Zhao spent the rest of his life under house arrest until his death in 2005, writing his memoirs and then recording them on tapes that he placed in safekeeping with four retired ministers. They have now revived criticism of China’s former leaders.

Bao told DPA that Zhao and Deng Xiaoping, China’s paramount leader at the time of the crackdown, differed greatly on the handling of the protests, and he supported Zhao’s argument that the bloodshed of 1989 was avoidable.

“On this issue, Deng and Zhao are completely opposite,” Bao said. “The way of thinking is opposite, the policy is opposite, the results are opposite.

“When they saw civilians protesting, Zhao believed that it was a petition, it was a movement. Deng believed that it was anti-socialism, anti-Communist Party.”

“Deng chose to crack down; Zhao chose dialogue,” Bao said.

Zhao’s book also accused Li Peng, China’s premier at the time, of publishing a key commentary in People’s Daily, the party’s official newspaper, without the knowledge of Deng.

That commentary, which said the protesters were aiming to overthrow the Communist Party, was considered to have signalled a hardening in the party’s attitude toward the demonstrators and provoked a defiant expansion of the protests.

Zhao said Deng bore ultimate responsibility for the military crackdown, arguing that without Deng changing his position, “There was no way for me to change the attitude of the two hardliners, Li Peng and (vice premier) Yao Yilin”.

Whenever Deng mentioned stability, “he also emphasised dictatorship”, Zhao said.

In his memoirs, Zhao argued that the party was wrong to categorise the 1989 democracy protests as a “planned conspiracy” that grew into “counter-revolutionary rioting” and said China should have developed a parliamentary democracy.

“If a country wishes to modernise, not only should it implement a market economy, it must also adopt a parliamentary democracy as its political system,” Zhao said.

He said China and other developing nations that failed to implement democratic reforms had common problems of “commercialisation of power, rampant corruption, (and) a society polarised between rich and poor.”

“If we had taken Zhao Ziyang’s policy during June 4, I think the (economic) status of China today would be no worse than South Korea, no worse than Taiwan,” Bao argued.

In his memoirs, Zhao asked the party to reconsider its assessment of the 1989 student protests.

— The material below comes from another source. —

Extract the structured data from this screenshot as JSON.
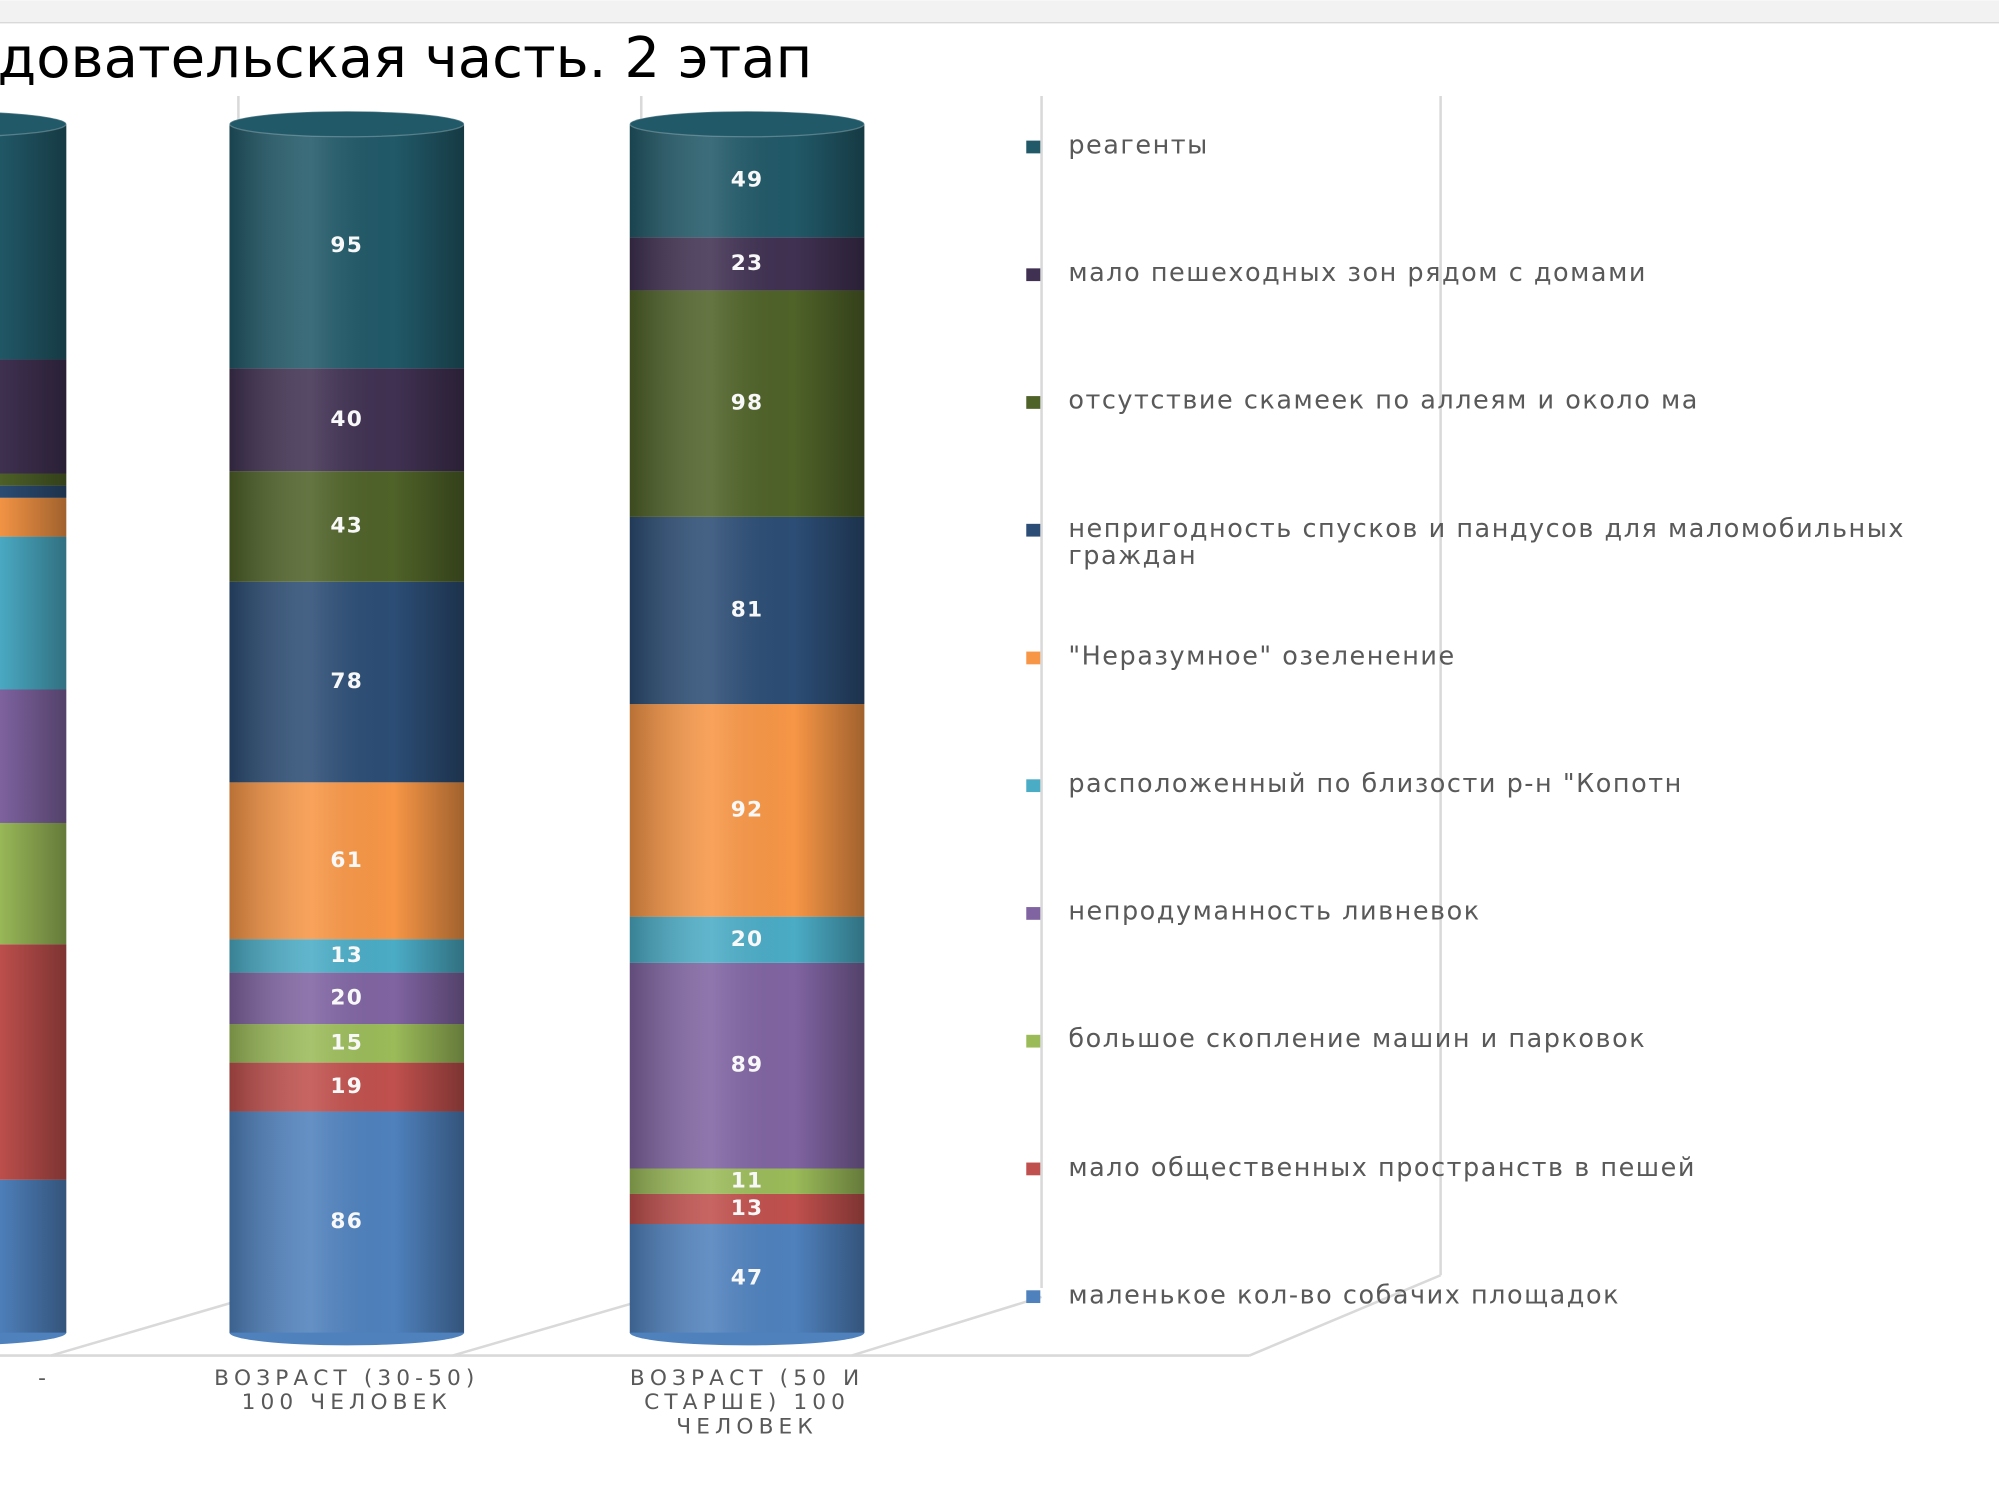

“First, it was determined then that the student movement was ‘a planned conspiracy’ of anti-party, anti-socialist elements with leadership,” he said. “So now we must ask, who were these leaders? What was the plan? What was the conspiracy? What evidence exists to support this?”

“It was also said that there were ‘black hands’ within the party. Then who were they?” Zhao asked.

Some commentators have expressed doubt that Zhao’s questions would be answered in their lifetimes. They portrayed today’s students and young, educated urban residents as a “me generation” with no interest in politics.

But Bao said he hoped that one day China’s young would rise up as the 1989 democracy protesters did.

“They avoid politics, they are frightened of politics, but it is not that they don’t like politics,” he argued, predicting they would take a stance as they got older.

The persecution of Zhao, Bao and hundreds of dissidents and petitioners across China are the “evil consequence of one-party rule”, he added.

“Now we have a small Tiananmen incident every day, at provincial, county, township and village level,” Bao said.